Le yuan, l'autre problème du SMI

Le " yuan renminbi " (RMB ou CNY), ou "yuan monnaie du peuple" (RenMinBi = monnaie du peuple), est la monnaie de la République Populaire de Chine. Tenant son nom de la dynastie mongole qui régna en Chine de 1279 à 1368, elle est émise depuis la fin du XIX e siècle. Hong Kong et Macao, régions administratives spéciales de la Chine, disposent de leur propre monnaie, le dollar (HKD) pour le premier et la pataca pour le second, qui est indexé sur le dollar de Hong Kong. Jusqu’en 1994, il y avait en Chine deux monnaies ou deux taux de change.

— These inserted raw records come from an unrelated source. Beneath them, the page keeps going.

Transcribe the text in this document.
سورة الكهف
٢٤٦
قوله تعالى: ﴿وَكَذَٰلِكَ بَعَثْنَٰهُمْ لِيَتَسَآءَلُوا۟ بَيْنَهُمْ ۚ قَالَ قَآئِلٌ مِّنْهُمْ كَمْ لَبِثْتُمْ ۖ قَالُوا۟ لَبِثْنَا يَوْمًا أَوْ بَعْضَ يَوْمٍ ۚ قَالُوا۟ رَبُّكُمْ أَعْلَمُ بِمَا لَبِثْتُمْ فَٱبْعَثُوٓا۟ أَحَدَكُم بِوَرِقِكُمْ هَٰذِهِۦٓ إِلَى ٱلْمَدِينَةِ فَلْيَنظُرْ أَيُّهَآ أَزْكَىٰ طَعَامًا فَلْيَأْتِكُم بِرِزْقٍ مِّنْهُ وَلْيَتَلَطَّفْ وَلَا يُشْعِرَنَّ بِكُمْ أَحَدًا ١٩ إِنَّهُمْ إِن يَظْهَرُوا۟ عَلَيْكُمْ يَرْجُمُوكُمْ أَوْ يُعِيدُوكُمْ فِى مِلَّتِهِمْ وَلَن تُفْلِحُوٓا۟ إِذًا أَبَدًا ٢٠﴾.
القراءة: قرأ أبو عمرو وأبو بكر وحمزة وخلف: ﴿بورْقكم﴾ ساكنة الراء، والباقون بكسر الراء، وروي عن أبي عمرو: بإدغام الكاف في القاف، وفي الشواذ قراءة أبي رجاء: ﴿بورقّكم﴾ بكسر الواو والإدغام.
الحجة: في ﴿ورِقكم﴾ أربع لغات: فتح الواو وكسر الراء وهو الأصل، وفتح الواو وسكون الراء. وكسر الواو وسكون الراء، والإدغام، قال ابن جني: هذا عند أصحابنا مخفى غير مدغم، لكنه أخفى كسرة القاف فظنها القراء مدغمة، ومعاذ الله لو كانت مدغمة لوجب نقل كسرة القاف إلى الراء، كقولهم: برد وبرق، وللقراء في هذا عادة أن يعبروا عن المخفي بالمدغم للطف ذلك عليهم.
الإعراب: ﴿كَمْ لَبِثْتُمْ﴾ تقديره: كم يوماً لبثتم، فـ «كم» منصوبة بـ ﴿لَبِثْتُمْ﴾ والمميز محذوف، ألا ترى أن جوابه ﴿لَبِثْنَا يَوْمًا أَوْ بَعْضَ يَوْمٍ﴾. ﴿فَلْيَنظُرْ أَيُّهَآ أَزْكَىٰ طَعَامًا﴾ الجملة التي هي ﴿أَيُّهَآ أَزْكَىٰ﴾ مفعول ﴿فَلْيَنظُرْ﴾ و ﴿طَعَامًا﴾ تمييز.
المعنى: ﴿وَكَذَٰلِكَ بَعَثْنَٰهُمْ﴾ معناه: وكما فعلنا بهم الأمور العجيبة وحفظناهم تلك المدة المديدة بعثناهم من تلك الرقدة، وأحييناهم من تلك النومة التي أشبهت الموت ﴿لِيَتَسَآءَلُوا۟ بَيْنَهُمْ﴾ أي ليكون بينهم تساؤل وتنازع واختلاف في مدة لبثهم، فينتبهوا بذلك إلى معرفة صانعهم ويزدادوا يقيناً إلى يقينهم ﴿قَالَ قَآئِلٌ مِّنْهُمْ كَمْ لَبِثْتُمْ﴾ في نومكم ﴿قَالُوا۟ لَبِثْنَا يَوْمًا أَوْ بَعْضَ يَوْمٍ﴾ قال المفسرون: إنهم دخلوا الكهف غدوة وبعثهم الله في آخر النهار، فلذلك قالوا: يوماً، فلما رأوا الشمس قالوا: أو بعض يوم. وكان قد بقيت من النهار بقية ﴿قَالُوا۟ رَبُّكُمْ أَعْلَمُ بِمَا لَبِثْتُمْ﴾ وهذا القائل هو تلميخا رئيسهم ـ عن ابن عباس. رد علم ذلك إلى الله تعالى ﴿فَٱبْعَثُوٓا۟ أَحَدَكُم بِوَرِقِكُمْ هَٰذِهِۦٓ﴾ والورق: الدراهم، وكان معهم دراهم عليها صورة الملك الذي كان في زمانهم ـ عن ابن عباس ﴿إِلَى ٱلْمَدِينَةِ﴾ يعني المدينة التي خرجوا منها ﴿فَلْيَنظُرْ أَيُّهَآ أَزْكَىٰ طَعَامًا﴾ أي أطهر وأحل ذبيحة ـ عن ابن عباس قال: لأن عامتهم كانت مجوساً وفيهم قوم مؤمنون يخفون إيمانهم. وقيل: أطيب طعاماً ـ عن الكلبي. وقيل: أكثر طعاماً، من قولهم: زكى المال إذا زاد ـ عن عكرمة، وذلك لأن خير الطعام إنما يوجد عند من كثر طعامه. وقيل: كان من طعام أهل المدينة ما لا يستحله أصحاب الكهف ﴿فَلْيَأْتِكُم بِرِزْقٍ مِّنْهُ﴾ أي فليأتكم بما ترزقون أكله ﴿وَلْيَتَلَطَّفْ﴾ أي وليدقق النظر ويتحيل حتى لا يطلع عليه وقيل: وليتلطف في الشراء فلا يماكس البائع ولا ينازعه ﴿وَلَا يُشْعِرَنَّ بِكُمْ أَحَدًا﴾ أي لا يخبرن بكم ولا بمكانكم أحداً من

Le yuan renminbi, utilisé par les Chinois, et le Foreign Exchange Currency (FEC), à l’usage des étrangers. Le développement économique du pays basé sur l'ouverture aux marchés mondiaux a conduit le gouvernement chinois à abandonner ce double régime de change et à instituer une parité unique du yuan. Aujourd'hui, la monnaie chinoise est convertible pour certaines opérations commerciales ; elle reste soumise à la supervision de l'administration dans le cadre des opérations financières (investissements directs, emprunts internationaux, etc.). La Chine n'a donc plus le système de change dirigiste des années passées ; toutefois, le mouvement d'unification et de libéralisation ne s'est pas traduit par une totale convertibilité et flexibilité, ce qui n'a pas simplifié les relations monétaires avec ses partenaires commerciaux. Depuis son entrée dans l'Organisation Mondiale du Commerce (OMC) en septembre 2001, la Chine est devenu le premier exportateur mondial. La hausse de la productivité d'une main-d'oeuvre rurale nombreuse et faiblement rémunérée, l'importance des Investissements Directs Étrangers (IDE) facilitant les transferts de technologie, une politique industrielle ciblée vers les marchés étrangers, tout comme l'existence de groupes d'entrepreneurs dynamiques sont des explications de la compétitivité des produits chinois. Dans ce contexte, l'attention portée sur le taux de change met en exergue la possibilité de la sous-évaluation de la monnaie pour amplifier les succès commerciaux. En effet, lorsque qu'il faut négocier pendant des mois pour obtenir de ses partenaires commerciaux une baisse de leurs tarifs douaniers de 5 ou 10 %, l'on peut être tenté d'obtenir le même résultat en moins d'une semaine grâce à une dépréciation de la monnaie. Le taux de change devient alors une arme très efficace de politique commerciale.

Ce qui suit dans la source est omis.